Wir hatten Gelegenheit den ET 5 Tourer ausgiebig über unsere Handlingstrecke zu prügeln und waren insofern wenig überrascht, als er sich bis auf den variablen Laderaum praktisch nicht vom Standard-ET 5 unterscheidet. Heißt: Saubere Verarbeitung bis hin in die feinen Fugenverläufe, reduzierte elegante Optik und ein ordentliches Fahrverhalten: Auf dem kurvigen und welligen Stück nach Kloster Schäftlarn fahrwerkt der ET5 Touring die groben Verwerfungen der Straße gut weg und auch harte Querfugen dringen nur dezent zu den Passagieren durch. Die Lenkung gibt sich ausreichend direkt und man wundert sich immer wieder, warum Nio das durch ein so großes, leicht eckiges Lenkrad etwas konterkariert. Denn Fahrdynamiker wie ein 3er BMW oder Teslas Model 3 will der ET 5 Touring keiner sein, von seinen Anlagen her hätte er aber das Zeug dazu.

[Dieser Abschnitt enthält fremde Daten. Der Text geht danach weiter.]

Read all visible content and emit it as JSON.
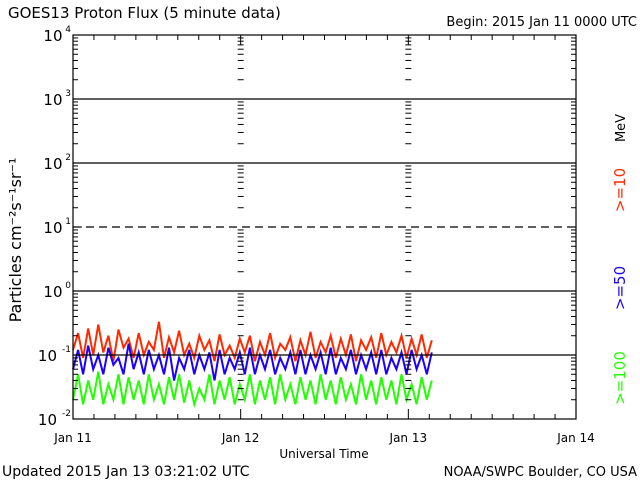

Jede Menge Power aus zwei Antrieben
Was uns mehr stört ist aber auch hier das zunehmende nervös-werden bei hohen Autobahntempi: Denn mit bis zu 490 PS und 700 Nm kann sich der Schönling binnen vier Sekunden auf 100 km/h schießen und wäre prädestiniert für zügige Autobahnfahrten - zumal er bis 200 km/h „offen“ ist. Aber trotz aufwändiger Fünflenkerführungen vorn und hinten will jenseits der 150 km/h keine rechte Freude mehr aufkommen – wenngleich er hier etwas knackiger liegt als ET7 und EL7, mit denen er sich die gleiche Grundabstimmung teilt.

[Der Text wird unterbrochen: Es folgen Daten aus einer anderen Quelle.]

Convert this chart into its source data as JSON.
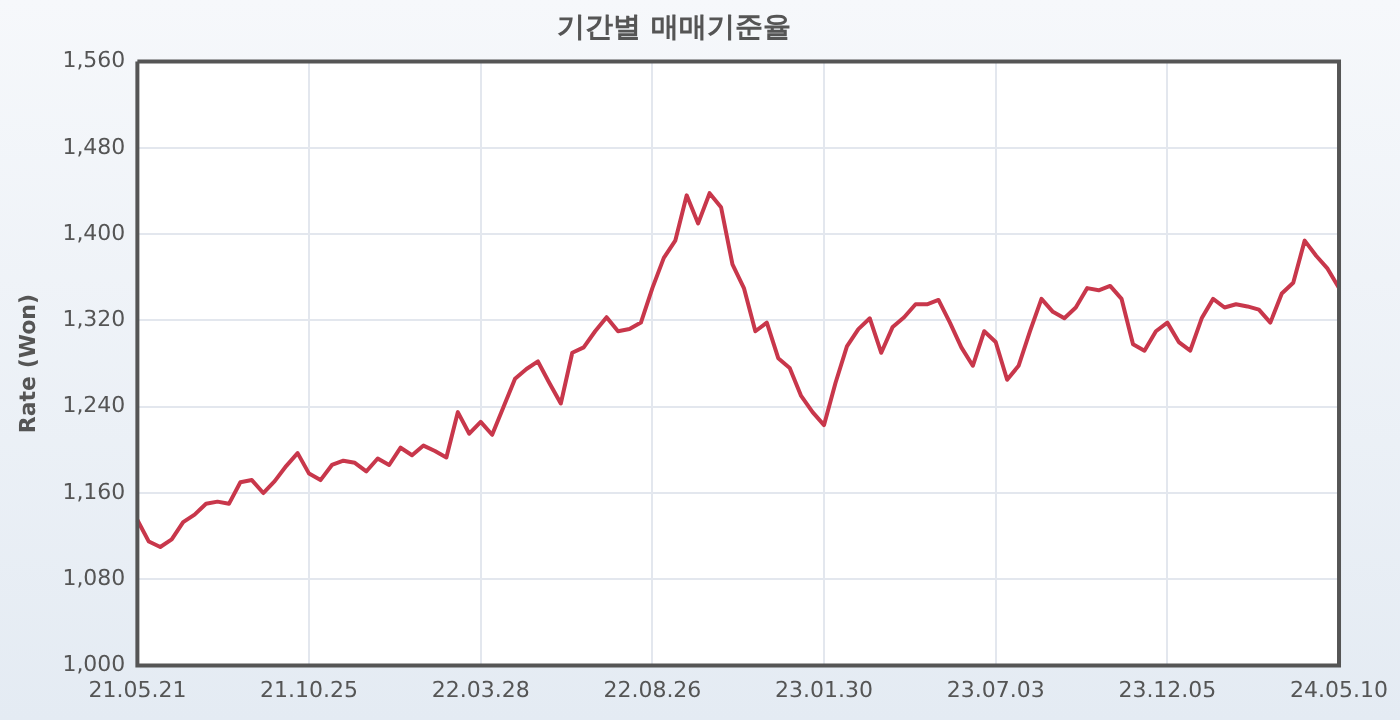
{
  "chart_data": {
    "type": "line",
    "title": "기간별 매매기준율",
    "ylabel": "Rate (Won)",
    "categories": [
      "21.05.21",
      null,
      null,
      null,
      null,
      null,
      null,
      null,
      null,
      null,
      null,
      null,
      null,
      null,
      null,
      "21.10.25",
      null,
      null,
      null,
      null,
      null,
      null,
      null,
      null,
      null,
      null,
      null,
      null,
      null,
      null,
      "22.03.28",
      null,
      null,
      null,
      null,
      null,
      null,
      null,
      null,
      null,
      null,
      null,
      null,
      null,
      null,
      "22.08.26",
      null,
      null,
      null,
      null,
      null,
      null,
      null,
      null,
      null,
      null,
      null,
      null,
      null,
      null,
      "23.01.30",
      null,
      null,
      null,
      null,
      null,
      null,
      null,
      null,
      null,
      null,
      null,
      null,
      null,
      null,
      "23.07.03",
      null,
      null,
      null,
      null,
      null,
      null,
      null,
      null,
      null,
      null,
      null,
      null,
      null,
      null,
      "23.12.05",
      null,
      null,
      null,
      null,
      null,
      null,
      null,
      null,
      null,
      null,
      null,
      null,
      null,
      null,
      "24.05.10"
    ],
    "series": [
      {
        "color": "#c8374b",
        "values": [
          1135,
          1115,
          1110,
          1117,
          1133,
          1140,
          1150,
          1152,
          1150,
          1170,
          1172,
          1160,
          1171,
          1185,
          1197,
          1178,
          1172,
          1186,
          1190,
          1188,
          1180,
          1192,
          1186,
          1202,
          1195,
          1204,
          1199,
          1193,
          1235,
          1215,
          1226,
          1214,
          1240,
          1266,
          1275,
          1282,
          1262,
          1243,
          1290,
          1295,
          1310,
          1323,
          1310,
          1312,
          1318,
          1350,
          1378,
          1394,
          1436,
          1410,
          1438,
          1425,
          1372,
          1350,
          1310,
          1318,
          1285,
          1276,
          1250,
          1235,
          1223,
          1262,
          1296,
          1312,
          1322,
          1290,
          1314,
          1323,
          1335,
          1335,
          1339,
          1318,
          1295,
          1278,
          1310,
          1300,
          1265,
          1278,
          1310,
          1340,
          1328,
          1322,
          1332,
          1350,
          1348,
          1352,
          1340,
          1298,
          1292,
          1310,
          1318,
          1300,
          1292,
          1322,
          1340,
          1332,
          1335,
          1333,
          1330,
          1318,
          1345,
          1355,
          1394,
          1380,
          1368,
          1350
        ]
      }
    ],
    "ylim": [
      1000,
      1560
    ],
    "yticks": [
      {
        "value": 1000,
        "label": "1,000"
      },
      {
        "value": 1080,
        "label": "1,080"
      },
      {
        "value": 1160,
        "label": "1,160"
      },
      {
        "value": 1240,
        "label": "1,240"
      },
      {
        "value": 1320,
        "label": "1,320"
      },
      {
        "value": 1400,
        "label": "1,400"
      },
      {
        "value": 1480,
        "label": "1,480"
      },
      {
        "value": 1560,
        "label": "1,560"
      }
    ],
    "grid": true,
    "legend": false,
    "marker": "none",
    "line_style": "solid"
  }
}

Nomi kann immer noch nerven
Und weil wir schon am kritteln sind, müssen wir auch hier feststellen: Nomi nervt! Zwar ist sie nicht mehr ganz so empfindlich wie bei den ersten Versionen des ET7, als sie permanent zur Aufmerksamkeit mahnte, nur weil man den Blick einigermaßen starr auf die ereignislose Autobahn vor sich richtete. Deshalb deaktiviert man am besten vor jeder Fahrt so viel Assistenzgeqautsche wie möglich. Vor jeder Fahrt, da der Gesetzgeber ein dauerhaftes Abschalten verbietet…
Doch dann hat man fun: Vorn freut man sich an den großzügigen klimatisierten Sitzen mit merklicher Massagefunktion und dem reduzierten, aber schick gestalteten Interieur. Durch das 1,35 Quadratmeter große Glasdach kann man sich besonnen lassen und das nur 2023 verfügbare „sunlight gold“ ist endlich mal wieder eine mutige und fröhliche echte Farbe. Danke dafür!

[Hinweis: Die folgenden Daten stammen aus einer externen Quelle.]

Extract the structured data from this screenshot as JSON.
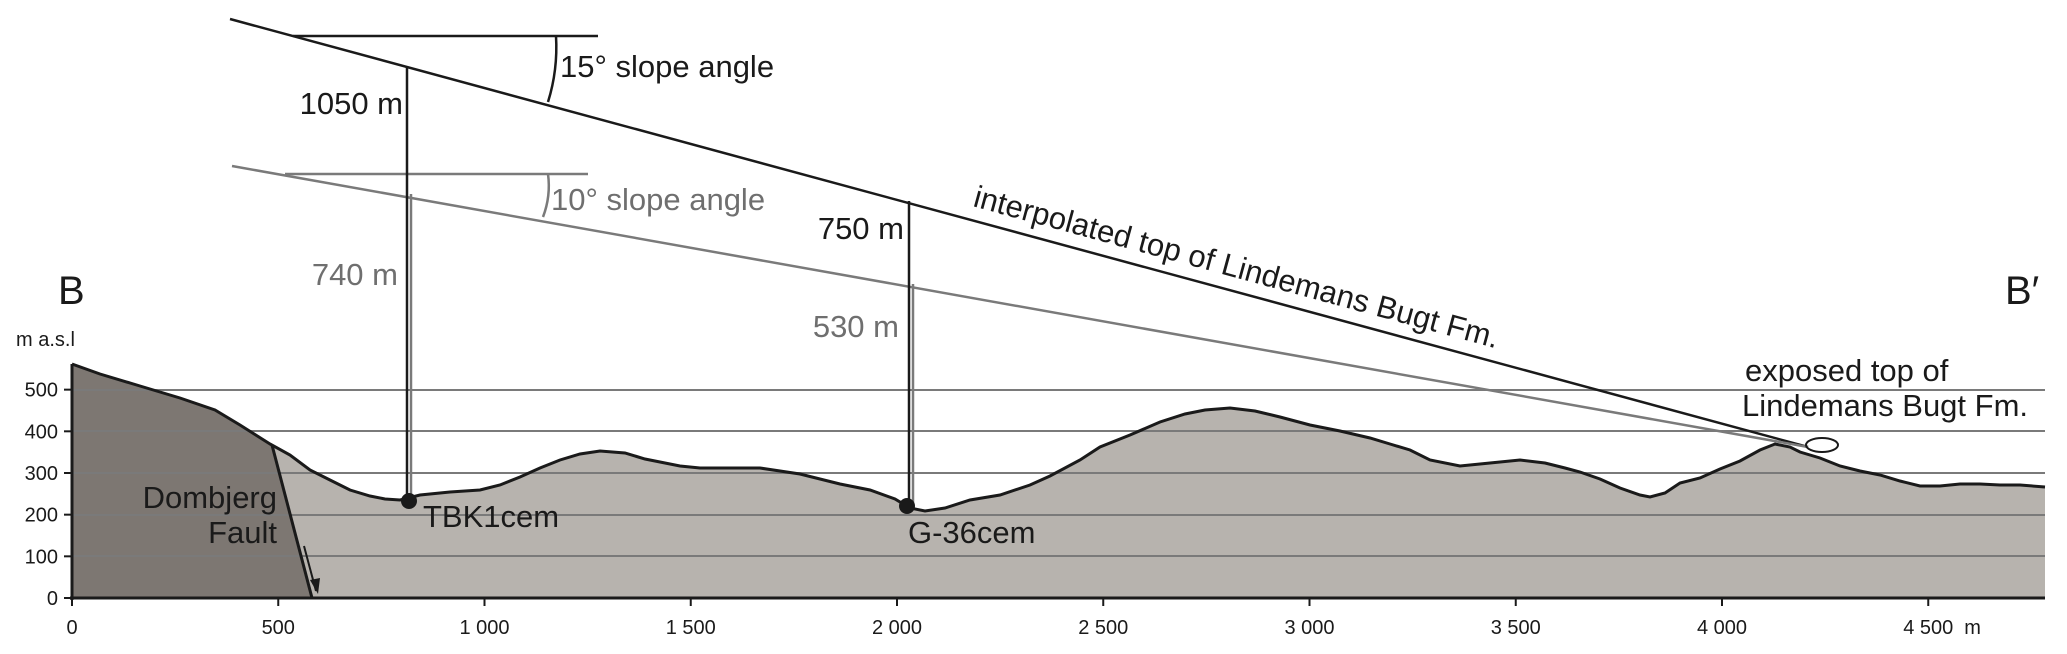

Kombispezifisch mitgedacht
Im Gegensatz zum Standard-ET 5 gibt es auch im Fond genug Kopffreiheit und im Heck eher klassenüblich dezente aber edel ausgeschlagene 450 Liter Kofferraum, die sich durch umklappen der dreiteiligen Lehne auf bis zu 1247 Liter erweitern lassen. Wer Ski im Auto mitnehmen will, klappt einfach nur den schmalen Mittelteil um – klappt! Und nachts hilft die Gepäckraumleuchte, die sich auch als Taschenlampe aus der Halterung nehmen lässt. Fein, dass Nio hier solche Details mitgedacht hat.
Und auch die Dach- und Anhängelast wurde nicht vergessen: Die Dachrehling trägt bis zu 75 Kilogramm und man darf bis zu 1,4 Tonnen anhängen. Und kann dann die dann schrumpfende Reichweite per „Anhängerprogramm“ verlängern. Das ist zwar dann so ziemlich das Gegenteil von „Sport+“ und versucht, die Bärenkräfte der Antriebe so dezent wie möglich zu verwalten. Aber auch hier wurde mitgedacht.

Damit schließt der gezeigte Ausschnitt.